The method of integration by parts is used to find the integral
\[ \int \sec^3 x \; dx \]
The integration by parts is expressed as follows
\[ \int u' v \; dx = u v - \int u v' \; dx \]
Let \( v = \sec x \) and \( u' = \sec^2 x \); hence \( u = \displaystyle \int \sec^2 x \; dx = \tan x \) and \( v' = \sec x \tan x \) to write
\[ \int \sec^3 x \; dx = \int \sec^2 x \; \sec x \; dx \\ = \tan x \; \sec x - \int \tan x \; \sec x \; \tan x \; dx \\ = \tan x \; \sec x - \int \tan^2 x \; \sec x \; dx \qquad (I)\]
Use the identity \( \tan^2 x = \sec^2 x - 1 \) to write the last integral as follows
\[ \int \tan^2 x \; \sec x \; dx = \int (\sec^2 x - 1) \sec x dx \\
= \int \sec^3 x \; dx - \int \sec x \; dx \]
Substitute in (I) and write the given integral as follows
\[ \int \sec^3 x \; dx = \tan x \; \sec x + \int \sec x \; dx - \int \sec^3 x \; dx \]
Add \( \displaystyle \int \sec^3 x \; dx \) to both sides of the above equation and simplify to obtain
\[ 2 \int \sec^3 x \; dx = \tan x \; \sec x + \int \sec x \; dx \]

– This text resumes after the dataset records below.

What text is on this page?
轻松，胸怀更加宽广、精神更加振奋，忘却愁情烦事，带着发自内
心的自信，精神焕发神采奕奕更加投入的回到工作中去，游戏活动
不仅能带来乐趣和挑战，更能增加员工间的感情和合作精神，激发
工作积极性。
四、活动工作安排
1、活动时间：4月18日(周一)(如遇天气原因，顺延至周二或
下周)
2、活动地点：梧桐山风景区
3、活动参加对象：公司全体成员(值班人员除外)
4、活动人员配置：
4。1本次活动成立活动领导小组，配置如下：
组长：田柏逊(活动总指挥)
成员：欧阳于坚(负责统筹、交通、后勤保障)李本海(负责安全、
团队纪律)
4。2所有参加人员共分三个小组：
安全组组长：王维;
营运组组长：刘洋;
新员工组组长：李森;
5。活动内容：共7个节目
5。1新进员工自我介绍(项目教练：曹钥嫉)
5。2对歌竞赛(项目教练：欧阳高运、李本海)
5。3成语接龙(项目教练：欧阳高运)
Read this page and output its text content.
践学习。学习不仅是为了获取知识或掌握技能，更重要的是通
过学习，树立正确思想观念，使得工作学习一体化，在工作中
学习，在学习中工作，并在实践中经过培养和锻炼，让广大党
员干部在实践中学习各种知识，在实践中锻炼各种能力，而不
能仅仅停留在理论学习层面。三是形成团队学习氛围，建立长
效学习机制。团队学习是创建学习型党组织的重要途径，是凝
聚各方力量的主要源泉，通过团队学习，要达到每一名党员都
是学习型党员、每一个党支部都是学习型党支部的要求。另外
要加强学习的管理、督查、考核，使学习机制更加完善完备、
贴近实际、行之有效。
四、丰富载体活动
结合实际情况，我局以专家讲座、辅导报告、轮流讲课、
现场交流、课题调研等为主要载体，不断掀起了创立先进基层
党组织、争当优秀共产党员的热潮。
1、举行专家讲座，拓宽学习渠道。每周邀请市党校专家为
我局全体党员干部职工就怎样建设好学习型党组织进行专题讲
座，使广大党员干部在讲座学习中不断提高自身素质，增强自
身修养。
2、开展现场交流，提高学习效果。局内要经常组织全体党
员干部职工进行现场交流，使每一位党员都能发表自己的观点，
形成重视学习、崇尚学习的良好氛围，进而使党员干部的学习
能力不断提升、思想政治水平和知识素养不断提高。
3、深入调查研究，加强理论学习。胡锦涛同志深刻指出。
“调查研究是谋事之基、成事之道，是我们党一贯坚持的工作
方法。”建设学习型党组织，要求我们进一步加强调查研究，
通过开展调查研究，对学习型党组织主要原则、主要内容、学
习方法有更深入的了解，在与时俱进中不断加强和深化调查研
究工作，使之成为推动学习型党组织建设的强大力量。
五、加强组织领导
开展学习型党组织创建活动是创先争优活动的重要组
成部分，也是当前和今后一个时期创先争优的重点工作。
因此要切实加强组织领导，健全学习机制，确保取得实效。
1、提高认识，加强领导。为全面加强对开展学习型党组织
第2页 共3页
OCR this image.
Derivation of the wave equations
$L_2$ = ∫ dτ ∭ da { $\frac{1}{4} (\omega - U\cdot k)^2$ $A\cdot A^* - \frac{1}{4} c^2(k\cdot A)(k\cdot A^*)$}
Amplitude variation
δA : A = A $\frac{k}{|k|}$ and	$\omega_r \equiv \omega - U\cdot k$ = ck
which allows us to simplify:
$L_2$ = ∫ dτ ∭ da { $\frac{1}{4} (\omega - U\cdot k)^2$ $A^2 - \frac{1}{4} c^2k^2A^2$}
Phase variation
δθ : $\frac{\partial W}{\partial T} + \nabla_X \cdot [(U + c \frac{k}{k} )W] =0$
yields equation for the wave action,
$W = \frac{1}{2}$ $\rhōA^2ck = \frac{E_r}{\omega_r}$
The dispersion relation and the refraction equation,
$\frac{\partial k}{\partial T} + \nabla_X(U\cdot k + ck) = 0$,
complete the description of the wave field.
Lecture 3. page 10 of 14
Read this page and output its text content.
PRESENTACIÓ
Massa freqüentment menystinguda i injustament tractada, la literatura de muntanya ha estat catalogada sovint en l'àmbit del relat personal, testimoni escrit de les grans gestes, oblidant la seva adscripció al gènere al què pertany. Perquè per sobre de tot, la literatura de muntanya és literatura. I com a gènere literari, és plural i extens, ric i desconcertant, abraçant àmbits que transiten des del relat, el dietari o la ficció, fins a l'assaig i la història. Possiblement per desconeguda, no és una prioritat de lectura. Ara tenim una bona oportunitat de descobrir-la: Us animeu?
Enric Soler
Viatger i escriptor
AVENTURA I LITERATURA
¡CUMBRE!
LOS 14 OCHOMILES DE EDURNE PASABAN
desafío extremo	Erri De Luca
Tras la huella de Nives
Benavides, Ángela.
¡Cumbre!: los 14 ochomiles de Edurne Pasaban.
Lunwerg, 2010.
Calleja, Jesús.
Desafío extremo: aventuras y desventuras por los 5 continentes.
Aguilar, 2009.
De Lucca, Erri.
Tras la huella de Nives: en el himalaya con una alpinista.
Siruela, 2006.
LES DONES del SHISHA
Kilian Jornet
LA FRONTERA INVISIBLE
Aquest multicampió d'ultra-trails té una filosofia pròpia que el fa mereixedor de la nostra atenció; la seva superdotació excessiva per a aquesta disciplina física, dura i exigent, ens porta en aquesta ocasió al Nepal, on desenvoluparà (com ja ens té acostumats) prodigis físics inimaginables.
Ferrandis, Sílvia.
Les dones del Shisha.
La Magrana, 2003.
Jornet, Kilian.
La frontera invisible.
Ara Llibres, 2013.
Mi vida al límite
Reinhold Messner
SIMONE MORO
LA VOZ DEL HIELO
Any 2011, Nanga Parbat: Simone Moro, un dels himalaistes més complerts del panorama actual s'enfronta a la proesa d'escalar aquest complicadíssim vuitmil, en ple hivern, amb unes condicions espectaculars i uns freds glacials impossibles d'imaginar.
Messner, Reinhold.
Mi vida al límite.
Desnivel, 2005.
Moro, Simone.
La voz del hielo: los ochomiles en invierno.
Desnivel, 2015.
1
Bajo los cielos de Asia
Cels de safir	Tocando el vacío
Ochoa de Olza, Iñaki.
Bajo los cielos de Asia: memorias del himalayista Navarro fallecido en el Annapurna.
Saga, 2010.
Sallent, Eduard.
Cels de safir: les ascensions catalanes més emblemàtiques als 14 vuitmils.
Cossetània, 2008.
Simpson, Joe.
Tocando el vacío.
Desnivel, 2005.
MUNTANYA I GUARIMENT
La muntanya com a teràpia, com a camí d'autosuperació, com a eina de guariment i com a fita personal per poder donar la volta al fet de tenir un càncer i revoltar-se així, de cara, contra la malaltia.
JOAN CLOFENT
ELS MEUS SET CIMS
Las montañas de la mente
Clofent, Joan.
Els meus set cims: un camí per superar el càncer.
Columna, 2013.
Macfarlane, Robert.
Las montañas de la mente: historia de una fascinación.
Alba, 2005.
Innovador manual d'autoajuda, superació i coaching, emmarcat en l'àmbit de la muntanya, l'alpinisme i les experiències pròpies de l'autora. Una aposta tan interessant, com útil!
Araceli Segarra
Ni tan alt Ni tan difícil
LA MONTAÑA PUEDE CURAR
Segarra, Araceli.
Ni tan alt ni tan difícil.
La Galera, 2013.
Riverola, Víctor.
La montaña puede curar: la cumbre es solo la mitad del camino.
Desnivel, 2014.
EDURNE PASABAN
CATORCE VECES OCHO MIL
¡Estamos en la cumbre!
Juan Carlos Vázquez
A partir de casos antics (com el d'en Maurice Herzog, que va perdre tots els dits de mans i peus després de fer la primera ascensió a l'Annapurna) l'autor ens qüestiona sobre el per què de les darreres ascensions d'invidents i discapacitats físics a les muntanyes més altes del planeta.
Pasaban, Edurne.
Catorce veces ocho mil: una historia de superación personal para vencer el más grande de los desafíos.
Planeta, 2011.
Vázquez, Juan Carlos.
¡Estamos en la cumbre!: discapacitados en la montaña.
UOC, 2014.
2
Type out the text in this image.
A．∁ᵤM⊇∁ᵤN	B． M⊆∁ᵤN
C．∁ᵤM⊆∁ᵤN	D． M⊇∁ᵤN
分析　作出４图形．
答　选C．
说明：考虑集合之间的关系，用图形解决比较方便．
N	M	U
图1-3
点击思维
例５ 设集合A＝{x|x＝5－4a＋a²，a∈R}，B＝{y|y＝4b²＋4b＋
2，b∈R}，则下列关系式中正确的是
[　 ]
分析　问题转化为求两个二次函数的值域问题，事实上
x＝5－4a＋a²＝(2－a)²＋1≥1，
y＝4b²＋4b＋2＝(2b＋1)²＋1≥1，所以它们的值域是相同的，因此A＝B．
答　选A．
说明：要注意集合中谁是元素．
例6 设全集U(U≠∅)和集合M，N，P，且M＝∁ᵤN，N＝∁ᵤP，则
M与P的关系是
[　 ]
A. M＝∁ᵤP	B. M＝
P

Use the common integral \( \displaystyle \int \sec x \; dx = \ln |\tan x + sec x| \) to write the above as
\[ 2 \int \sec^3 x \; dx = \tan x \; \sec x + \ln |\tan x + sec x| \]
Divide all terms by \( 2 \) to obtain the final answer.
\[ \boxed { \int \sec^3 x \; dx = \dfrac{1}{2} \left( \tan x \; \sec x + \ln |\tan x + \sec x| \right) + c } \]